3.2Upward Spread of Masking

Figure 4a shows spectral masking data from Oxenham and Plack (1998) obtained with a narrowband noise as masker at different masker levels (given at the abscissa) and a short sinusoidal tone as signal to be detected either in a simultaneous masking condition (filled symbols) or a non-simultaneous masking condition (i.e., forward masking, open symbols). Squares denote on-frequency masking (masker and test tone centered at 4 kHz), where simultaneous and non-simultaneous masking data coincide quite well, whereas circles denote the off-frequency masking conditions (masker centered at 2.4 kHz, test tone at 4 kHz) where the simultaneous masking condition shows a much higher slope in masked threshold as function of masker level than the non-simultaneous condition. The difference between these curves represents the suppression of the 4-kHz-tone in the simultaneous condition (i.e., the level has to be increased considerably in order to achieve detection), whereas no suppression is exerted from the 2.4-kHz-masker in the non-simultaneous condition.

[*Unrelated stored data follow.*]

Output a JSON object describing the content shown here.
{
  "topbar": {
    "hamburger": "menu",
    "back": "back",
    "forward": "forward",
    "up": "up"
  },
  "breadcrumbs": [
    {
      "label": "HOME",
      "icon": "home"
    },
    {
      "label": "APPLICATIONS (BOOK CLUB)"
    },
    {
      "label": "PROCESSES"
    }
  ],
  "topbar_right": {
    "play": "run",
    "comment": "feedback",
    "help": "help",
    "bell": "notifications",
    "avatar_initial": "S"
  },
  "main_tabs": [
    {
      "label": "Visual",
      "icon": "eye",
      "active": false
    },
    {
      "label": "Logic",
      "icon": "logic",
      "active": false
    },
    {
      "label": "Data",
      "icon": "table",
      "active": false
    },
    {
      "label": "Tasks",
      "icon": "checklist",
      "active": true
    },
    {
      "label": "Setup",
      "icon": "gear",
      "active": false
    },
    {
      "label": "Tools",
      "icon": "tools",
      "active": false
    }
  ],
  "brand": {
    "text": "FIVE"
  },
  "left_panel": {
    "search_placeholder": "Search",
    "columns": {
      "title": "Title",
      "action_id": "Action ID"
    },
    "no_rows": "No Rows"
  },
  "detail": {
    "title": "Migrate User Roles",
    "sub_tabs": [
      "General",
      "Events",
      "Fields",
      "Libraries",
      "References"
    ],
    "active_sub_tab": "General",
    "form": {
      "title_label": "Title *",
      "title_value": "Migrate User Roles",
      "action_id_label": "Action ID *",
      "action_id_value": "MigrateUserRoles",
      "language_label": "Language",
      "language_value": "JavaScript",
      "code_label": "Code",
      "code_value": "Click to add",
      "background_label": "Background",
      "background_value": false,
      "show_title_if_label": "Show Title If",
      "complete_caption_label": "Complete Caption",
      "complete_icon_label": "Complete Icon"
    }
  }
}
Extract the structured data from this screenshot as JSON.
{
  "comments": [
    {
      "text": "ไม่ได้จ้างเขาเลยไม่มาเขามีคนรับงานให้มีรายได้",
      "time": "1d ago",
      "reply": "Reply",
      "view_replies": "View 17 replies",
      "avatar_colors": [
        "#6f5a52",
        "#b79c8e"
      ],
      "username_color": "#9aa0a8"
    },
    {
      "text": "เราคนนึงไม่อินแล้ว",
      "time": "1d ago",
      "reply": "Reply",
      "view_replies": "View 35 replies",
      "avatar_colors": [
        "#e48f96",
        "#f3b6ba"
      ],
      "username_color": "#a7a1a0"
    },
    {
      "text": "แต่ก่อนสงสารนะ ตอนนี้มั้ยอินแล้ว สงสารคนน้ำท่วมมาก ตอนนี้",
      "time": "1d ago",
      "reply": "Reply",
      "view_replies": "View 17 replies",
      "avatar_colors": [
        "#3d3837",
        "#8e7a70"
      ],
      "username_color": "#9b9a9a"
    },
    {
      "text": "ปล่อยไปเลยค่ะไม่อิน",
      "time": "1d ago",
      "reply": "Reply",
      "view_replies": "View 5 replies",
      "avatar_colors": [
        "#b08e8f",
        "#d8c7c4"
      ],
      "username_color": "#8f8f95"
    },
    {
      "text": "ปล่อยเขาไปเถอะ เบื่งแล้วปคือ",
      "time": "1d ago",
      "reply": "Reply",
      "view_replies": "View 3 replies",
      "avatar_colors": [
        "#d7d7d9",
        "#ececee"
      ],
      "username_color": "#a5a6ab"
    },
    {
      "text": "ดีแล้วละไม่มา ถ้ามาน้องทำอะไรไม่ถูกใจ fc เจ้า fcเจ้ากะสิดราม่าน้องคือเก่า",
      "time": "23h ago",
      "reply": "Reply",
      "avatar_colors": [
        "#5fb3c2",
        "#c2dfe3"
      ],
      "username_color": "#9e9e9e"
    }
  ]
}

Figure 4b shows the respective prediction from the model described above: To predict detection data, the output of the 4-kHz-channel was monitored and the detection threshold was assumed as soon the output level for masker plus test tone exceeds the output level for the masker alone by 1 dB. For predicting the threshold in quiet at the left-end side of the plot, an appropriate threshold criteria was assumed. For comparison, the estimation for the non simultaneous off-frequency condition is given (lower solid line), which was achieved by finding those test tone levels in the test tone-only condition that yield the same output level as the masker-alone condition in the 4-kHz-channel. In addition, the on-frequency condition for simultaneous and non simultaneous masking is plotted which was derived in the same way and which yields a 1:1 characteristic (upper solid curve). Obviously, the model predicts the average subjects data from Oxenham and Plack (1998) quite accurately even though the model parameters were not fit to this particular experimental condition. This underlines that the implementation of the suppression mechanism proposed here seems to be an adequate model of suppression effects in humans.